Thursday, June 08, 2006

Said He to the Fly

In the corners of a lonely room, where the only contact with the world was a bad colour-television and an uncharged mobile phone, the author would look around and think of nothing more to do than count the squares in the ceiling. And this not for too long, for the size of each of the nine was often large enough to pass over, and sometimes too small to count to the end. Time ticked, trickled like water leaking from a rusty pipe. On the wall was nothing but two drawings of him, each of which bore different semblances of his different moods, but nonetheless a product of one and the same picture. He savoured erratic temperament of the artist's muse which had failed to for once be consistent when the artist worked. Or how else would he explain the very obvious discrepancies even in the age of the subject of the two pencil drawings but to believe that it could actually have been another god - maybe that of wine - who brought the mischief lag in-between two drawings. The reasons given for making the second drawing at all was that he had atone for the rough handling of the first. Afterall, the poet had paid only for one, wishing all night that a self-portrait in pencil will achieve a quality desired and worthy of some future use. But what the artist could not explain, but was now obvious more than words could express to this commissioner, this poet, was why one of the drawings, made from one and the same photograph depicted him younger than the other. It was him alright, but the first one - the one roughly done, perhaps in vino tinto, showed someone stern, focused, and quite like a pensive poet he would not mind to portray. The second had a smaller head, same posture, same shirt - actually from the same photo he took on the lawn under the tree where the Kenyan photographer taught him swahili a little over a year earlier. But this version somehow had a younger, naive and quite innocent look. He surely had looked like that at some point in his life, but surely not here, and he had not commissioned a drawing to underrate his admired pose in that solo photo. The visitors to the room who, out of curiosity, had peeled off the top cardboard to glimpse the other one behind it never for once agreed on which one represented him the most. And only a few agreed that it was not just vanity that made him prefer the older, more serious look to the other. They agreed, however that whoever did the drawing was good. And indeed he was.

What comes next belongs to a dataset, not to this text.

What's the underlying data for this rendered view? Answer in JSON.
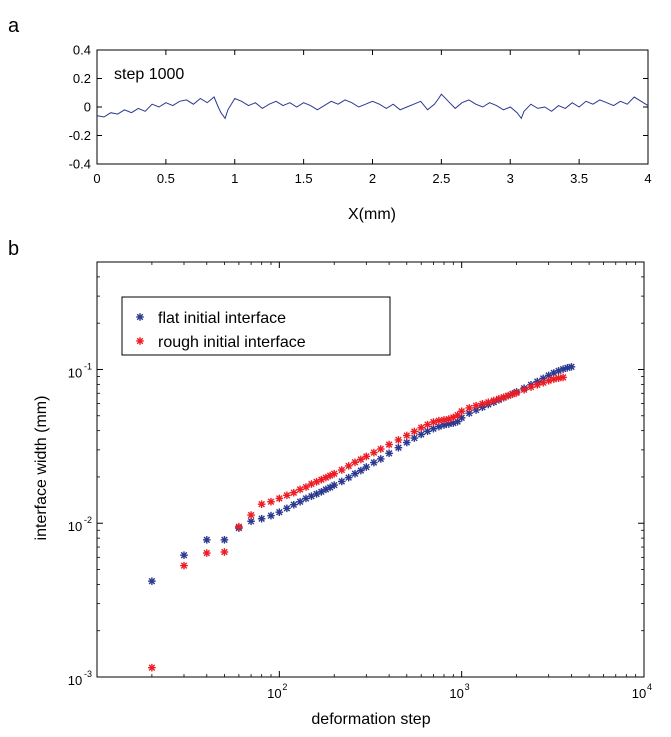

Mosquitoes ruled the night. In addition to the cold, he reviled them. And in his angry swatting at the air in the dead of the night, his shirt as a tool, he still thought of the human error to kill a wrong fly. Maim an innocent fly while scouting just for those mosquitos that would not even keep quiet to hide their presence but would taunt him awake from a much deserved rest.

"They would blame themselves alone for looking like a mosquito." He thought.